I think that's it. I was supposed to go to a really cool "unconference" tomorrow, called EdCamp, but since I am just now entering the upswing after having missed essentially a week of work, I don't think it's wise. I've got all the grading in the universe to do, grades are due (naturally), and I don't think running my weakened body relatively hard at a conference (with all of the new germs from a new location and new people!) is quite the wisest idea. In fact, I'm pretty solidly convinced it would be one of my stupider decisions, so I am being the grown-up and keeping myself home tomorrow.

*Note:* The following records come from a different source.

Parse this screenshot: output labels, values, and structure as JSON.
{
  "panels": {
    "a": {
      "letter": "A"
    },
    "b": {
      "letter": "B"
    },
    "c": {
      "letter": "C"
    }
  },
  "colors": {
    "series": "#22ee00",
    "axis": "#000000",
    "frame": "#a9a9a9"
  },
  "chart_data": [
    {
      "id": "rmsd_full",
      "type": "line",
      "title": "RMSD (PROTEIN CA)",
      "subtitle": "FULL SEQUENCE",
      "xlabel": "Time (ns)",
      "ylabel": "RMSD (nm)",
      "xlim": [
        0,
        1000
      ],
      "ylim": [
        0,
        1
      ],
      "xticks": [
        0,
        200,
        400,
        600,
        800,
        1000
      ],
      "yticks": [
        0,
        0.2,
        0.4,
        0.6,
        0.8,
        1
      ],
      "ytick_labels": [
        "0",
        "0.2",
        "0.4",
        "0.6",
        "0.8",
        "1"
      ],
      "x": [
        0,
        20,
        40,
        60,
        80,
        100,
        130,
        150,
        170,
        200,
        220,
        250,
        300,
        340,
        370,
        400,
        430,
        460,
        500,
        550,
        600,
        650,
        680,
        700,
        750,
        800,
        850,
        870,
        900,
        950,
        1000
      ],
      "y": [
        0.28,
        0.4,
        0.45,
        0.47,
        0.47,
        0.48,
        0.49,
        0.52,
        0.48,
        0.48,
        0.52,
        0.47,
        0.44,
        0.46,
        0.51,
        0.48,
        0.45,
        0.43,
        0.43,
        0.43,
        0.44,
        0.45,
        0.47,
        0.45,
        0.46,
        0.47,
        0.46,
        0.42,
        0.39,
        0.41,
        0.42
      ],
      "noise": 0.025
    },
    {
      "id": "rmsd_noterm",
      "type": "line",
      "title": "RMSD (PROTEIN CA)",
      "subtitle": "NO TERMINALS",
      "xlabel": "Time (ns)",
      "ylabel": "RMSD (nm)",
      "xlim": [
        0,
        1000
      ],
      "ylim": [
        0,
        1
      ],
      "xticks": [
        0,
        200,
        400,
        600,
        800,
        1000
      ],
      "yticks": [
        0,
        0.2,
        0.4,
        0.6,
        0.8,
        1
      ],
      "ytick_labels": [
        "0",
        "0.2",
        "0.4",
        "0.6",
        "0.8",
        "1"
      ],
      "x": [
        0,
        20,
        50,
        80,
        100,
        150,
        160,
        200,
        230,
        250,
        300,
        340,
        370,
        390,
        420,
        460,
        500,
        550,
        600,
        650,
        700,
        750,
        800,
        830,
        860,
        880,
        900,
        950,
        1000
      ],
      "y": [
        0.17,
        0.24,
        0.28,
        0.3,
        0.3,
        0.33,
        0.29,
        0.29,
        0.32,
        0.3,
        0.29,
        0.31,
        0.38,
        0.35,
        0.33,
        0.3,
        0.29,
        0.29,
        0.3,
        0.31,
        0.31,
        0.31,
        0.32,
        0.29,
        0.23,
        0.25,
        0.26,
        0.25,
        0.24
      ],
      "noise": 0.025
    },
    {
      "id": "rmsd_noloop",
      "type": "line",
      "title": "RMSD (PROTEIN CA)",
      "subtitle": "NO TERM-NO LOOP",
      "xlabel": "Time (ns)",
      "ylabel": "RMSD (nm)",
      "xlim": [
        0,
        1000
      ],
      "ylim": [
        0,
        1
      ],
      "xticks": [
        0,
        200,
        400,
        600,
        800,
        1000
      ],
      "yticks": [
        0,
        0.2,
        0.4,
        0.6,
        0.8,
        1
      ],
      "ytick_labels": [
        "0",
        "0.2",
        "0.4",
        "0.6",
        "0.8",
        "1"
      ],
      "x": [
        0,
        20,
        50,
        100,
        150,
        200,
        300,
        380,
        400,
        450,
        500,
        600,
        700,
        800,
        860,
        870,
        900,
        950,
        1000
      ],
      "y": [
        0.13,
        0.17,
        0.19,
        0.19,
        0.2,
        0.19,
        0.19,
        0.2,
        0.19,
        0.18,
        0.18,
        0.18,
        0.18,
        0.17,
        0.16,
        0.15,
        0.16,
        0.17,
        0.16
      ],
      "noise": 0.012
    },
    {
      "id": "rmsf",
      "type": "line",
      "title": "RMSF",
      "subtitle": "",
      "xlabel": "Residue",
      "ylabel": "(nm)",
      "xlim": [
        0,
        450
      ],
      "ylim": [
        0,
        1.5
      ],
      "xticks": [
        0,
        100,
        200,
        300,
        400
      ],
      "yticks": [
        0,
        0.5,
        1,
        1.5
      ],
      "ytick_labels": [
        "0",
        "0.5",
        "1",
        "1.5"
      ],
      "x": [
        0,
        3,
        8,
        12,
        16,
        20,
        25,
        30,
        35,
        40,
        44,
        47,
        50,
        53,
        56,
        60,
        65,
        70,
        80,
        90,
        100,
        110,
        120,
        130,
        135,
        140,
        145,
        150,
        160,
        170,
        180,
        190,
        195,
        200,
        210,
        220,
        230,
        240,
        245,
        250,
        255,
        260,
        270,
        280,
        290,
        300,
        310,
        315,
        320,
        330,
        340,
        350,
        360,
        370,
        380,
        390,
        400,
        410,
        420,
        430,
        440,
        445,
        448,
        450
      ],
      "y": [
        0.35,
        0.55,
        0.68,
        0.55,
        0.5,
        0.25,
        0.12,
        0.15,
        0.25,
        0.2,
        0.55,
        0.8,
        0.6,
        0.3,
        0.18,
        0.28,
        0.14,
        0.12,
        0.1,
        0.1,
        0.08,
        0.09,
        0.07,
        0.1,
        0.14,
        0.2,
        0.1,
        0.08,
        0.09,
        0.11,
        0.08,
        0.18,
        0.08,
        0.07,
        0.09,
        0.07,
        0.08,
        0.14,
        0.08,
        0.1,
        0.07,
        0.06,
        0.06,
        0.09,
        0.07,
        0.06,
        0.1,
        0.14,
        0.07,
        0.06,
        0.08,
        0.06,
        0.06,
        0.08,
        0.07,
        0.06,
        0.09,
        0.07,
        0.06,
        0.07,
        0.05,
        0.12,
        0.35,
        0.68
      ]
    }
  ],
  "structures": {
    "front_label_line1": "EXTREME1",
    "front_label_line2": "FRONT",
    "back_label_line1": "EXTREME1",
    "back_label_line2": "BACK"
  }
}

Oops, one last thing: I whine all the time about our lack of instructional time with our students, and at every opportunity I voice my (strong and unwavering) opinion that we need everyday scheduling. But being absent like this, for four days in a row, I am at least partially thankful for the every-other-day scheduling. I have only missed two classes with each of my courses. Of course, for my "blue day" kids, I have also missed a full week, so it depends on how you look at it. But certainly two days *should* be easier to overcome than 4. And it's been much easier to "plan" for, especially since my classes were ALL at turning points and this week's ill-timed bout with strep has meant scrambling for holding-pattern reviews that could be meaningful without being busy-work... a very (very!) tough challenge I am not sure I succeeded in meeting.